The study provides valuable information to develop biomarkers of aging. The missing values of the study parameters accounted for less than 12% of the total study subjects. The main limitation of our study was its relatively small sample size, and particularly the low number of females, which weakens the validity of our results. The ruaral citizens is scarce in our sample was another limitation. Furthermore, as this was a cross-sectional study, the associations of adverse prognoses, such as disability and death, with changes in the study parameters could not be determined.
In conclusion, the oldest old patients had significantly high anti-oxidative enzyme activities and serum HDL-C levels. Meanwhile, these patients also had significantly high numbers of co-morbidities, high grades of fundus AS and high systemic inflammation, which might predict the degree of aging.

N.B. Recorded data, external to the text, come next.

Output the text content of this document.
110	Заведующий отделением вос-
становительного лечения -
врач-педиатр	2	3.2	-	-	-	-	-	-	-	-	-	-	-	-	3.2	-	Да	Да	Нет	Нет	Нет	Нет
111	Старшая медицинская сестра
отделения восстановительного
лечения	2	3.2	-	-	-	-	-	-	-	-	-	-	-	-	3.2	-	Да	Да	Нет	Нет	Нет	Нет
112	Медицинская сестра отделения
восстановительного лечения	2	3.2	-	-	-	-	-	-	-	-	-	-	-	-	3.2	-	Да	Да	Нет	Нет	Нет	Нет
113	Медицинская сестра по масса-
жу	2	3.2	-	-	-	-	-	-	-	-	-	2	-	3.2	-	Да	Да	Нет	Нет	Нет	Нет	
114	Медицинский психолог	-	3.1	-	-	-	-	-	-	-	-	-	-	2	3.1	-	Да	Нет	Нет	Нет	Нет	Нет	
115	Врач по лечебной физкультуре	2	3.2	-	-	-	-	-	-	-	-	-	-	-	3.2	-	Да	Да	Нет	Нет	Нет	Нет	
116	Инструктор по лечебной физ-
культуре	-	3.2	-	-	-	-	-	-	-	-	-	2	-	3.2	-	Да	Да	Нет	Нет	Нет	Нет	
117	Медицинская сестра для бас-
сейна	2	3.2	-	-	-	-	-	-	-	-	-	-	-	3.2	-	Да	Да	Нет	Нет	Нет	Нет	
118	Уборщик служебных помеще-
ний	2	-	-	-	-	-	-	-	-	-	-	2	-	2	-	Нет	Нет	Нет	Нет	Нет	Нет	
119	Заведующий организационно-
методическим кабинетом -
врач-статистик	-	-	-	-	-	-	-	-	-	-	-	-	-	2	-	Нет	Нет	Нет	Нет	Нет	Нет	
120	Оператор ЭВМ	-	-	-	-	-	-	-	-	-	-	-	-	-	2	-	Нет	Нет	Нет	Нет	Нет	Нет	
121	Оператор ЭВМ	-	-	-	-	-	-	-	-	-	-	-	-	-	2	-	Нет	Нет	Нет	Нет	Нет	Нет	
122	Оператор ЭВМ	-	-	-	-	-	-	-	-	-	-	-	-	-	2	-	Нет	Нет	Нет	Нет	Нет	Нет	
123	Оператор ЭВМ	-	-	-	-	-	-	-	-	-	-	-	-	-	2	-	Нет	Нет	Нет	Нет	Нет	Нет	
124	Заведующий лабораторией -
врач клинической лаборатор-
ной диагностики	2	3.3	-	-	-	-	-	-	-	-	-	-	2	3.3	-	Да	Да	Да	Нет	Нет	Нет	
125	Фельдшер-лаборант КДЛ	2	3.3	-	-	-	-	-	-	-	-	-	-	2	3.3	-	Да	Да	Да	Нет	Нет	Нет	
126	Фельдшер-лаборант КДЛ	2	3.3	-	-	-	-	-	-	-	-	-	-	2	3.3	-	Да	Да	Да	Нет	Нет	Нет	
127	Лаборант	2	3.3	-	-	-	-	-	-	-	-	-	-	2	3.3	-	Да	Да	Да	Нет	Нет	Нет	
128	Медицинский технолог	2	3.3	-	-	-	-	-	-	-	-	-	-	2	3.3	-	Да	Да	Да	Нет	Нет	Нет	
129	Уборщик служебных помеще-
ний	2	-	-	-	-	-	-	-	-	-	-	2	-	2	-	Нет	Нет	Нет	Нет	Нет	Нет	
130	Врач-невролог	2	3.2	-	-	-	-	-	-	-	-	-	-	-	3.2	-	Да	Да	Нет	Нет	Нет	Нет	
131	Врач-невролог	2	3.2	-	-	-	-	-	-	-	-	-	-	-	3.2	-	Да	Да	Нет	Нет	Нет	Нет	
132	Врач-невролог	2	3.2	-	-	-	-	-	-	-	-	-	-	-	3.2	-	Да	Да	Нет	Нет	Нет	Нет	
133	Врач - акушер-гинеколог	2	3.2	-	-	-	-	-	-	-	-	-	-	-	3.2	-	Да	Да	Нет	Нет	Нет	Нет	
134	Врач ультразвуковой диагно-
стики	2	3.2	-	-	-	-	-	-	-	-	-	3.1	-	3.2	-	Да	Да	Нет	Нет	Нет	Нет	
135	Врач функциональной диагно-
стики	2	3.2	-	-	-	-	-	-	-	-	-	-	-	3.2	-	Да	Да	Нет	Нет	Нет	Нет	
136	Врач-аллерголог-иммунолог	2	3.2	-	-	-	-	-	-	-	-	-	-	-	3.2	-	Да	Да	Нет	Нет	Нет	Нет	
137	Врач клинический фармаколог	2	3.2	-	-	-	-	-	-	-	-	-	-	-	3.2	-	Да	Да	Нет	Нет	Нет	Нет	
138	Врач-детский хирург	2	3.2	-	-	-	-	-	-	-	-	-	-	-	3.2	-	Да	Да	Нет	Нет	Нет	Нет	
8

Conflicts of Interest: None declared.
Funding: This work was supported by grants from the Shanghai Hospital Development Center (No. SHDC12014221).
Ethical standards: The procedures followed in the manuscript were in accordance with the ethical standards of the responsible committee on human experimentation (institutional and national ) and with the Helsinki Declaration of 1975, as revised in 2000.